Under state law, Siegelman must act by Friday to challenge results from Baldwin County that helped give Republican Rep. Bob Riley a 3,195-vote lead out of 1.3 million votes cast statewide.
The governor said no decision had been made on what to do.
Siegelman, 56, is trying to win a second term and post a rare Democratic victory in the South after the GOP won governor's races in Georgia, South Carolina and Arkansas on Tuesday.
Riley, 58, a three-term congressman, has criticized Siegelman as the overseer of ``the most corrupt administration in my adult lifetime.''
Baldwin County took center stage when election officials released results Tuesday night showing Siegelman with 19,070 votes _ enough for a narrow victory statewide. Later, they recounted and reduced Siegelman's tally to 12,736 votes _ enough to give Riley the victory.
Probate Judge Adrian Johns, a member of the county canvassing board, blamed the initial, higher number on ``a programming glitch in the software'' that tallies the votes. The governor cried foul, claiming the results were changed after poll watchers had left.
Both candidates declared victory. While Siegelman toured tornado damage Thursday, Riley met with trustees at the University of Alabama in Tuscaloosa to discuss his transition.
Along with seeking a recount, Siegelman's options include challenging the election in court or contesting it before the Alabama Legislature. No candidate for governor has pursued the legislative route in modern times, but if Siegelman did, the entire Legislature _ 89 Democrats and 51 Republicans _ would decide which candidate won.
Attorney General Bill Pryor, a Republican, said a recount in Baldwin County would not help the governor. He said the first numbers _ the ones that gave Siegelman the victory _ add up to more than the actual number of voters.
``It looks like we've got a new governor,'' added Chuck Grainger, attorney in the secretary of state's office.
Also, an Associated Press analysis of disputed election returns show that if Siegelman received 19,070 votes in Baldwin County, the county's vote totals would be far out of line with voting patterns in Alabama's other 66 counties. But if Siegelman received the lower figure of 12,736 votes, the total would be in keeping with the trend in other counties. The AP analysis was based on a comparison of vote totals for governor and for senator in each county.
Baldwin County certified its revised tally Wednesday. Siegelman complained it acted too swiftly, saying state law sets certification for Friday.
Pryor said even though the law specifies Friday, canvassing boards should certify the results on the same day and time they have used in the past. Changes in Alabama election procedures must be approved by the Justice Department, Pryor said.
It wasn't immediately known if Baldwin County has certified votes the day after an election in the past.

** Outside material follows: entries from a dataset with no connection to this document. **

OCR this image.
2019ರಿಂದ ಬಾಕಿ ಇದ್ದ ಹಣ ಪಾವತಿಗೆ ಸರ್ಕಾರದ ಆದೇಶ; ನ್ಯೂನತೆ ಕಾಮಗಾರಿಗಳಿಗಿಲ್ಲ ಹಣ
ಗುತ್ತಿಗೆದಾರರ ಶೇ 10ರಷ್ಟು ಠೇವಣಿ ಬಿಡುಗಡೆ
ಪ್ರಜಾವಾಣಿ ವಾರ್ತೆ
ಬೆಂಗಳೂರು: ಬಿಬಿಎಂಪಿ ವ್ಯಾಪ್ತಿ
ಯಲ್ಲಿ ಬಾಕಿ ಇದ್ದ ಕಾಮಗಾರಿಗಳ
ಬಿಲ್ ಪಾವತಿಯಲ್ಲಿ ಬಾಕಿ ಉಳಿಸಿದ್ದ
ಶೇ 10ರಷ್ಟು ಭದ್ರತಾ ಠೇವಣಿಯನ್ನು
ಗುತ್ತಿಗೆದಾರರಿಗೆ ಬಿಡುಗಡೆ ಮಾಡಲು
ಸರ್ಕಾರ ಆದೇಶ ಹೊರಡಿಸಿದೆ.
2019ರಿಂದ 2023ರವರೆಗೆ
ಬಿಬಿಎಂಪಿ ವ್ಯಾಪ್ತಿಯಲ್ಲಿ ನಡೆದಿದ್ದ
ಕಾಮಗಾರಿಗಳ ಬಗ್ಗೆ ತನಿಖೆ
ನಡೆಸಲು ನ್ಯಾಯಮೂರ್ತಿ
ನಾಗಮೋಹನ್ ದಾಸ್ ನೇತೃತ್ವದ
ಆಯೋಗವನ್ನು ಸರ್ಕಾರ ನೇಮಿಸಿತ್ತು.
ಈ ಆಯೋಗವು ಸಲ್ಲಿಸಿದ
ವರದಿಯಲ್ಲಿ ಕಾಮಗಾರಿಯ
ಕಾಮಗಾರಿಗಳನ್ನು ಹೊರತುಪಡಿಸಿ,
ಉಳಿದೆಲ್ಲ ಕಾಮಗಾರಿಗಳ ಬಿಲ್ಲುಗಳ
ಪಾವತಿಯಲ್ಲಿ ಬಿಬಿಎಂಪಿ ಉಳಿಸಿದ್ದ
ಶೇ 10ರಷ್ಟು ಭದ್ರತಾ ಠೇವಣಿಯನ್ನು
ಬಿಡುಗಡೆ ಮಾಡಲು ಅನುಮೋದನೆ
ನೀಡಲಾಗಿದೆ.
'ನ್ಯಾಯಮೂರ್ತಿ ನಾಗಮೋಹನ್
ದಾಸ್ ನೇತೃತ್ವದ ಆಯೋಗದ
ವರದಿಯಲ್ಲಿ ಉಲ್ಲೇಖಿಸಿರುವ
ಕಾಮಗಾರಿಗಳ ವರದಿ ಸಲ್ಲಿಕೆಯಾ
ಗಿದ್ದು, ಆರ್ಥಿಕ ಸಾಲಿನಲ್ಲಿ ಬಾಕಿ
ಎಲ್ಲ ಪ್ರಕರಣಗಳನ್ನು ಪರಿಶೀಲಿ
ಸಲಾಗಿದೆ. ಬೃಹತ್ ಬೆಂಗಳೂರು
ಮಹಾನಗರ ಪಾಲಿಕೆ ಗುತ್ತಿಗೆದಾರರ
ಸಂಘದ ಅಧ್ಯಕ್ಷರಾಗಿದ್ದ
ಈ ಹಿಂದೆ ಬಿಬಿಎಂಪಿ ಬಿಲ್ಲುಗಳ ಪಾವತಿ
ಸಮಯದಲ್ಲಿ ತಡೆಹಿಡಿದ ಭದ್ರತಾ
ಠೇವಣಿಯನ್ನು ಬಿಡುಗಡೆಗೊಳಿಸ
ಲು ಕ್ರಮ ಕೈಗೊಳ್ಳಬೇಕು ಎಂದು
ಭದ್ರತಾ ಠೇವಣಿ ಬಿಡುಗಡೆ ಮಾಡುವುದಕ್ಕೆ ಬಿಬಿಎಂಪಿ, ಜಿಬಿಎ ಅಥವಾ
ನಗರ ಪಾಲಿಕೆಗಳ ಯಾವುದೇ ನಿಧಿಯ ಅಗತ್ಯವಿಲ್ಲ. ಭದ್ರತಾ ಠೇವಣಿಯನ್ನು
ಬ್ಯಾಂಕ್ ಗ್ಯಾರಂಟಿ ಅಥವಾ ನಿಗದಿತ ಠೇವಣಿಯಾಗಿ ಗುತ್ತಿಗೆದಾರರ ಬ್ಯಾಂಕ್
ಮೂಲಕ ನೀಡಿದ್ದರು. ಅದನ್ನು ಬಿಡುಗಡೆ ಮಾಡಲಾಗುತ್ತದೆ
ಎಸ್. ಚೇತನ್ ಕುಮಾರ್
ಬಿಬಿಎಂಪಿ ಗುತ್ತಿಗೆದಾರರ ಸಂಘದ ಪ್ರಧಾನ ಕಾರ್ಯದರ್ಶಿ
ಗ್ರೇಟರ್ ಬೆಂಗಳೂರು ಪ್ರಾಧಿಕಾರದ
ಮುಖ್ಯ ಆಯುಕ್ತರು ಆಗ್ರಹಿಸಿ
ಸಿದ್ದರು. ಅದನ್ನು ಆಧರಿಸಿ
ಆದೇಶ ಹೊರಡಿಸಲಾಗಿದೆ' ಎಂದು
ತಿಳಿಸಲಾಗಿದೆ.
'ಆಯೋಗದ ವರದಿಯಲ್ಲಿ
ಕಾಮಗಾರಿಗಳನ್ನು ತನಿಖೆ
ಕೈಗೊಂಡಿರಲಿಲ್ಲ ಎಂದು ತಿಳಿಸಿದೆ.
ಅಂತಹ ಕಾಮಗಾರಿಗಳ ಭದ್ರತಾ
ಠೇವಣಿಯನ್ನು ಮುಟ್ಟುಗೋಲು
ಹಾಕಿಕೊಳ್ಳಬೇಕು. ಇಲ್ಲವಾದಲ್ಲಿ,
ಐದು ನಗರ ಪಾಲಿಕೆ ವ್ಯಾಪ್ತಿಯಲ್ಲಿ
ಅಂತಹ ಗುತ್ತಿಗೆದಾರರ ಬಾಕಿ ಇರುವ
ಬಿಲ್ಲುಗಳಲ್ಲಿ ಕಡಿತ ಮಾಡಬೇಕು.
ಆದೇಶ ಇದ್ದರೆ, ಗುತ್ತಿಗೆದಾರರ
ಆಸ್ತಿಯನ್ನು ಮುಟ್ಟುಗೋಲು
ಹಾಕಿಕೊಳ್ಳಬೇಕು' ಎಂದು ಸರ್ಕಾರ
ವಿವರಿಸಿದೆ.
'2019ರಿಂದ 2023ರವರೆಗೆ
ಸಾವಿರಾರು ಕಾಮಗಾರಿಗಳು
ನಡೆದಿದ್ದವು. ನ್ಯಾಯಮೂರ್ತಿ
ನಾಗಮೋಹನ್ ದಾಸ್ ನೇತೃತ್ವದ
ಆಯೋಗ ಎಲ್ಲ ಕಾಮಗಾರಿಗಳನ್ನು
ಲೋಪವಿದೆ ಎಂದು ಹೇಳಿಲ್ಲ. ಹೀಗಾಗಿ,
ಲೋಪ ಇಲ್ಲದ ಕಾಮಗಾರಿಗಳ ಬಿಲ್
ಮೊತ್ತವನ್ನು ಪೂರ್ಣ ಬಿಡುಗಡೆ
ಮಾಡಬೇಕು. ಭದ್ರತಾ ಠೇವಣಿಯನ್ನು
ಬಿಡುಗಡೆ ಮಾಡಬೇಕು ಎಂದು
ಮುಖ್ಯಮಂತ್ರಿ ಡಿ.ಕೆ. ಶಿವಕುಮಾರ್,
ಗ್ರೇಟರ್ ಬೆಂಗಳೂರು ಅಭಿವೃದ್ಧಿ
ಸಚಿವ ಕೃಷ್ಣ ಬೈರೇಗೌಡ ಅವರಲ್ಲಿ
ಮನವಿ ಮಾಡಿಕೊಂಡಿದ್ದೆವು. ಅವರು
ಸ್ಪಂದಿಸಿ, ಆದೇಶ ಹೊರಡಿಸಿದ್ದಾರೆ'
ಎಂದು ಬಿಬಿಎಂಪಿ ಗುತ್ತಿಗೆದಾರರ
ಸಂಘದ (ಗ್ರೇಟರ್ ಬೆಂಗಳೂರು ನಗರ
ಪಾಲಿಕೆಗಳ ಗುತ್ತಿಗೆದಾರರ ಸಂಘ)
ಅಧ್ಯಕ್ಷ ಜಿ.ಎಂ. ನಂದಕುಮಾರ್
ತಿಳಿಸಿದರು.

A professor who studied voting systems nationwide in the wake of the 2000 presidential debacle in Florida called Baldwin County's 6,334-vote adjustment against Siegelman ``huge'' for a county using optical scanning machines.
``This is very unusual,'' said Stephen Ansolabehere, a political scientist with the Massachusetts Institute of Technology. But he cast doubt on any deliberate mischief.
``You'd have to have someone throw away 6,000 ballots,'' he said.
More election trouble cropped up Thursday when Mobile County officials discovered 187 absentee ballots they hadn't counted. The counting began Wednesday afternoon, clerk Susan Wilson said.